Personal information
- Born: December 9, 1992 (age 33)
- Listed height: 6 ft 0 in (1.83 m)
- Listed weight: 187 lb (85 kg)

Career information
- High school: West Point (MS)
- College: Mississippi State
- NFL draft: 2015: undrafted

Career history
- Kansas City Chiefs (2015)*; Saskatchewan Roughriders (2016);
- * Offseason or practice squad member only

= Justin Cox =

American gridiron football player (born 1992)
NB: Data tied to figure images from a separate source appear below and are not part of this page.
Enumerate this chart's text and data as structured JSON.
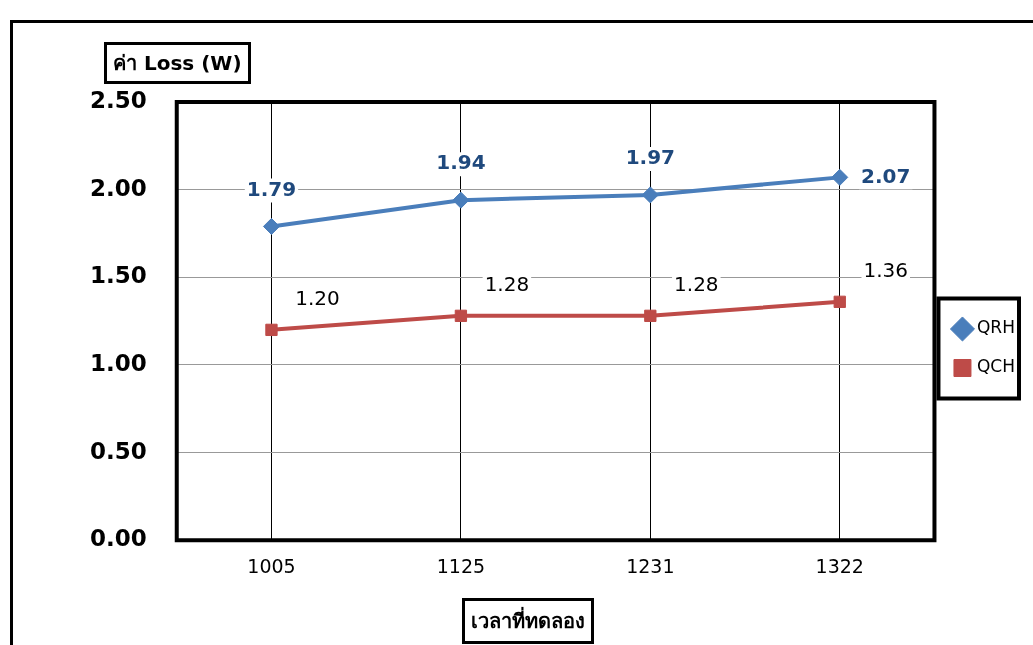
{
  "chart_data": {
    "type": "line",
    "ylabel": "ค่า Loss (W)",
    "xlabel": "เวลาที่ทดลอง",
    "categories": [
      "1005",
      "1125",
      "1231",
      "1322"
    ],
    "series": [
      {
        "name": "QRH",
        "color": "#4a7ebb",
        "marker": "diamond",
        "values": [
          1.79,
          1.94,
          1.97,
          2.07
        ],
        "value_labels": [
          "1.79",
          "1.94",
          "1.97",
          "2.07"
        ]
      },
      {
        "name": "QCH",
        "color": "#be4b48",
        "marker": "square",
        "values": [
          1.2,
          1.28,
          1.28,
          1.36
        ],
        "value_labels": [
          "1.20",
          "1.28",
          "1.28",
          "1.36"
        ]
      }
    ],
    "ylim": [
      0,
      2.5
    ],
    "yticks": [
      {
        "value": 0,
        "label": "0.00"
      },
      {
        "value": 0.5,
        "label": "0.50"
      },
      {
        "value": 1,
        "label": "1.00"
      },
      {
        "value": 1.5,
        "label": "1.50"
      },
      {
        "value": 2,
        "label": "2.00"
      },
      {
        "value": 2.5,
        "label": "2.50"
      }
    ],
    "grid": true,
    "legend": "right"
  }
}
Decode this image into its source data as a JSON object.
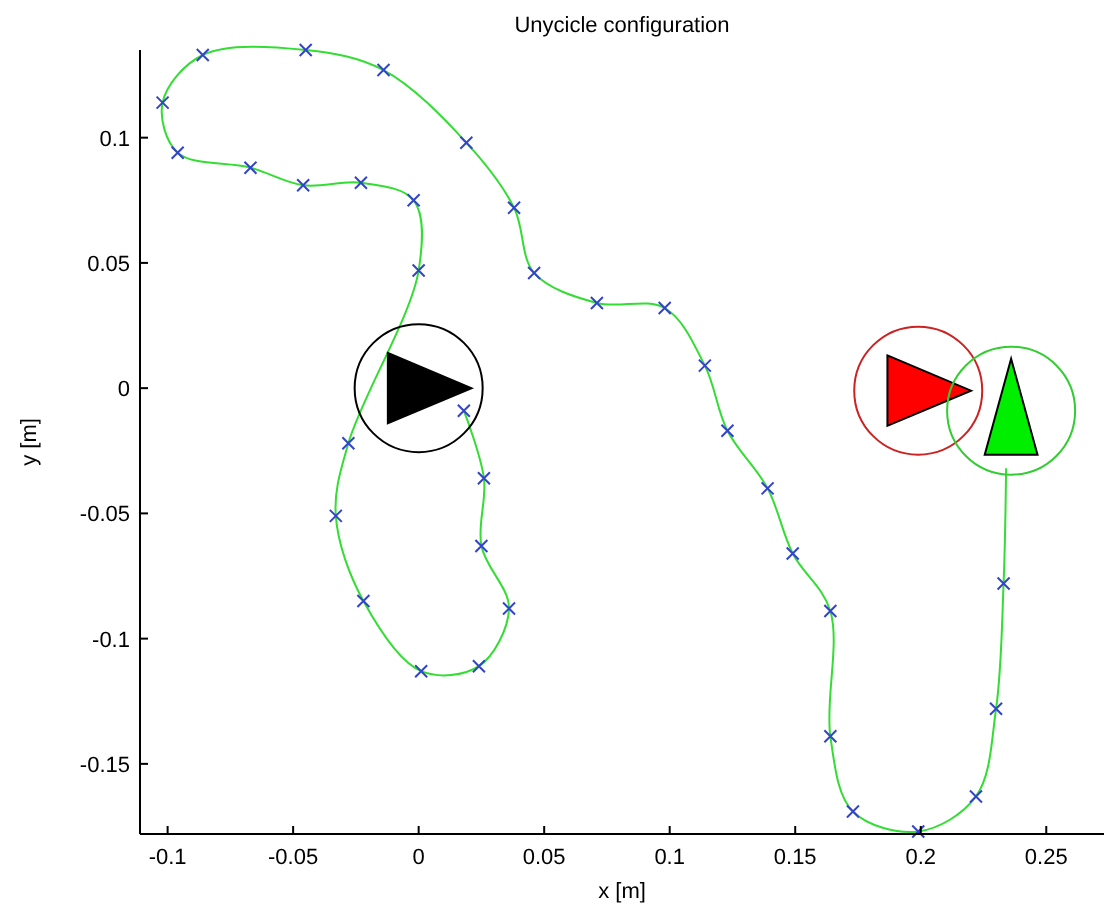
{
  "chart_data": {
    "type": "line",
    "title": "Unycicle configuration",
    "xlabel": "x [m]",
    "ylabel": "y [m]",
    "xlim": [
      -0.111,
      0.273
    ],
    "ylim": [
      -0.178,
      0.135
    ],
    "xticks": [
      -0.1,
      -0.05,
      0,
      0.05,
      0.1,
      0.15,
      0.2,
      0.25
    ],
    "yticks": [
      -0.15,
      -0.1,
      -0.05,
      0,
      0.05,
      0.1
    ],
    "grid": false,
    "series": [
      {
        "color": "#33dd33",
        "marker": "none",
        "x": [
          0.018,
          0.026,
          0.025,
          0.036,
          0.024,
          0.001,
          -0.022,
          -0.033,
          -0.028,
          0,
          -0.002,
          -0.023,
          -0.046,
          -0.067,
          -0.096,
          -0.102,
          -0.086,
          -0.045,
          -0.014,
          0.019,
          0.038,
          0.046,
          0.071,
          0.098,
          0.114,
          0.123,
          0.139,
          0.149,
          0.164,
          0.164,
          0.173,
          0.199,
          0.222,
          0.23,
          0.233,
          0.234
        ],
        "values": [
          -0.009,
          -0.036,
          -0.063,
          -0.088,
          -0.111,
          -0.113,
          -0.085,
          -0.051,
          -0.022,
          0.047,
          0.075,
          0.082,
          0.081,
          0.088,
          0.094,
          0.114,
          0.133,
          0.135,
          0.127,
          0.098,
          0.072,
          0.046,
          0.034,
          0.032,
          0.009,
          -0.017,
          -0.04,
          -0.066,
          -0.089,
          -0.139,
          -0.169,
          -0.177,
          -0.163,
          -0.128,
          -0.078,
          -0.032
        ]
      },
      {
        "type": "scatter",
        "color": "#3344cc",
        "marker": "cross",
        "x": [
          0.018,
          0.026,
          0.025,
          0.036,
          0.024,
          0.001,
          -0.022,
          -0.033,
          -0.028,
          0,
          -0.002,
          -0.023,
          -0.046,
          -0.067,
          -0.096,
          -0.102,
          -0.086,
          -0.045,
          -0.014,
          0.019,
          0.038,
          0.046,
          0.071,
          0.098,
          0.114,
          0.123,
          0.139,
          0.149,
          0.164,
          0.164,
          0.173,
          0.199,
          0.222,
          0.23,
          0.233
        ],
        "values": [
          -0.009,
          -0.036,
          -0.063,
          -0.088,
          -0.111,
          -0.113,
          -0.085,
          -0.051,
          -0.022,
          0.047,
          0.075,
          0.082,
          0.081,
          0.088,
          0.094,
          0.114,
          0.133,
          0.135,
          0.127,
          0.098,
          0.072,
          0.046,
          0.034,
          0.032,
          0.009,
          -0.017,
          -0.04,
          -0.066,
          -0.089,
          -0.139,
          -0.169,
          -0.177,
          -0.163,
          -0.128,
          -0.078
        ]
      }
    ]
  }
}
Justin Cox (born December 9, 1992) is an American former football safety. He attended West Point High School in Mississippi. He played collegiate football for two seasons at East Mississippi Community College before enrolling at Mississippi State for two more years.

== College career ==
Cox was a reserve cornerback in 2013 season with Mississippi, in which he recorded 31 tackles and an interception in the Bulldog's overtime Egg Bowl victory over Ole Miss. Cox was the starting safety for the Bulldogs in 2014. He did not play in the final three games after being arrested for burglary and domestic violence. The charge was dropped when Cox pleaded guilty to the misdemeanor charge of trespassing with the domestic violence charge being dropped at victim's request.

== Professional career ==

=== Kansas City Chiefs ===
Cox went unselected in the 2015 NFL draft, but signed a free agent contract with the Kansas City Chiefs soon after.
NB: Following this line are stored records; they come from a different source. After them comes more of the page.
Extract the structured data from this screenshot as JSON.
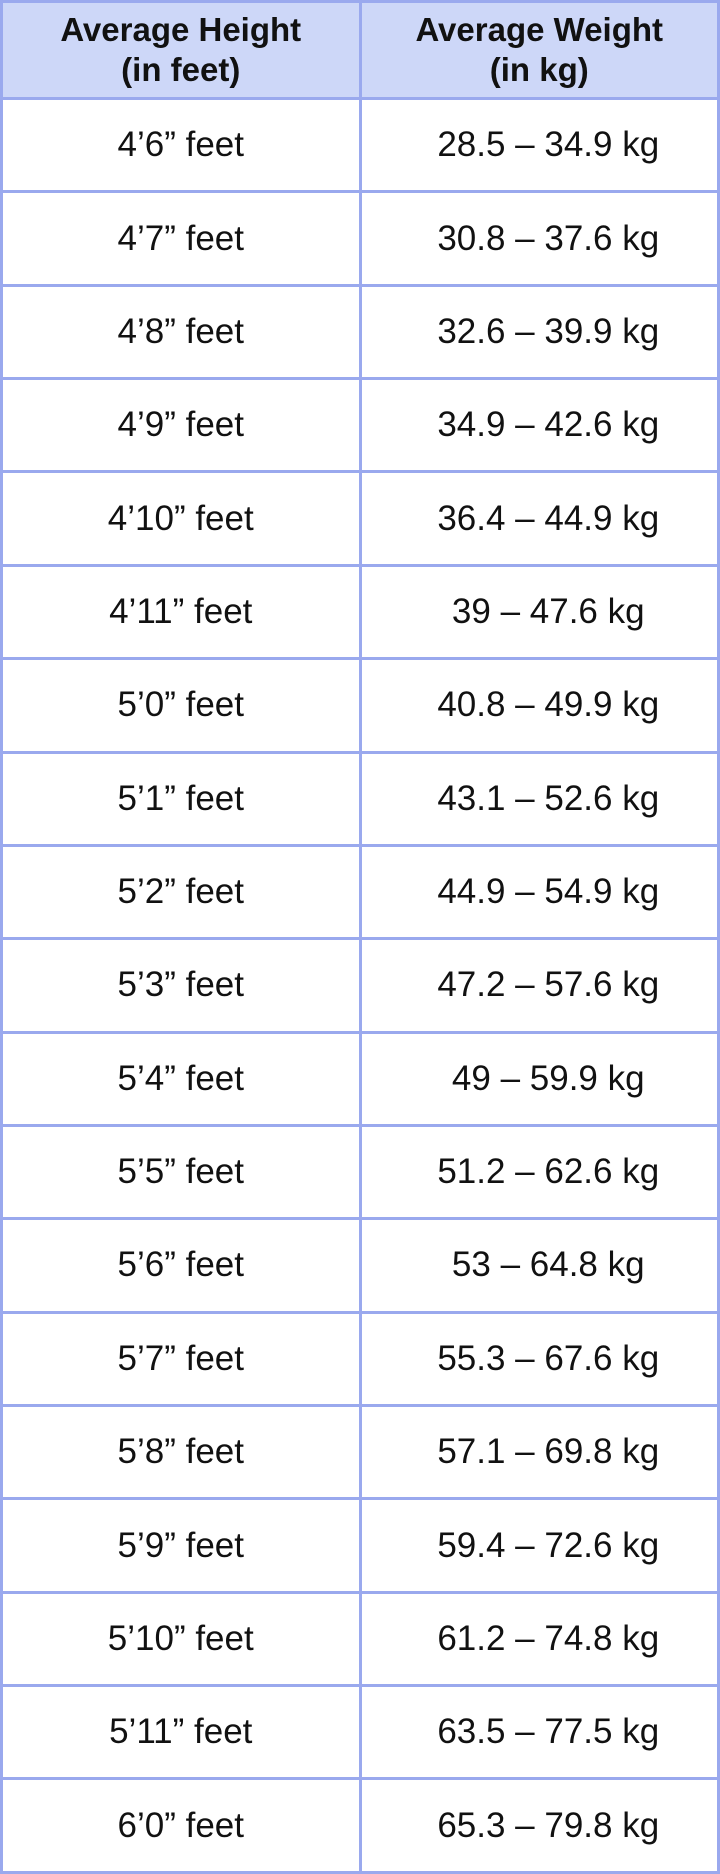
{
  "table": {
    "header_fill_color": "#cdd7f8",
    "border_color": "#9aa9ee",
    "columns": [
      {
        "line1": "Average Height",
        "line2": "(in feet)"
      },
      {
        "line1": "Average Weight",
        "line2": "(in kg)"
      }
    ],
    "rows": [
      {
        "height": "4’6” feet",
        "weight": "28.5 – 34.9 kg"
      },
      {
        "height": "4’7” feet",
        "weight": "30.8 – 37.6 kg"
      },
      {
        "height": "4’8” feet",
        "weight": "32.6 – 39.9 kg"
      },
      {
        "height": "4’9” feet",
        "weight": "34.9 – 42.6 kg"
      },
      {
        "height": "4’10” feet",
        "weight": "36.4 – 44.9 kg"
      },
      {
        "height": "4’11” feet",
        "weight": "39 – 47.6 kg"
      },
      {
        "height": "5’0” feet",
        "weight": "40.8 – 49.9 kg"
      },
      {
        "height": "5’1” feet",
        "weight": "43.1 – 52.6 kg"
      },
      {
        "height": "5’2” feet",
        "weight": "44.9 – 54.9 kg"
      },
      {
        "height": "5’3” feet",
        "weight": "47.2 – 57.6 kg"
      },
      {
        "height": "5’4” feet",
        "weight": "49 – 59.9 kg"
      },
      {
        "height": "5’5” feet",
        "weight": "51.2 – 62.6 kg"
      },
      {
        "height": "5’6” feet",
        "weight": "53 – 64.8 kg"
      },
      {
        "height": "5’7” feet",
        "weight": "55.3 – 67.6 kg"
      },
      {
        "height": "5’8” feet",
        "weight": "57.1 – 69.8 kg"
      },
      {
        "height": "5’9” feet",
        "weight": "59.4 – 72.6 kg"
      },
      {
        "height": "5’10” feet",
        "weight": "61.2 – 74.8 kg"
      },
      {
        "height": "5’11” feet",
        "weight": "63.5 – 77.5 kg"
      },
      {
        "height": "6’0” feet",
        "weight": "65.3 – 79.8 kg"
      }
    ]
  }
}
=== Saskatchewan Roughriders ===
About 10 months after his release by the Chiefs, Cox signed with the Saskatchewan Roughriders of the Canadian Football League (CFL) in May 2016. In his first year in the CFL, Cox played in 15 games contributing 42 tackles, 2 special teams tackles, 4 interceptions and 1 forced fumble. He missed the final 3 games of the season with an undisclosed injury. For his contributions, he was named the team's Rookie of the Year. Following the season, on December 8, 2016, Cox and the Roughriders agreed to a 2-year contract extension, keeping him with the Riders through 2018.

In the off-season, on April 19, 2017, news broke that Cox had been involved in an incident involving domestic violence. In response, the Riders announced that they had released Cox, and CFL commissioner Jeffrey Orridge stated that the league would not allow any other CFL team to sign him. On May 29, 2017, the provincial court of Saskatchewan determined that Cox was found not guilty of assault causing bodily harm. Despite this, the CFL has stated that it will not allow Cox to play in the league, and the Riders stated that they would not welcome him back even if he was allowed to play by the CFL administration.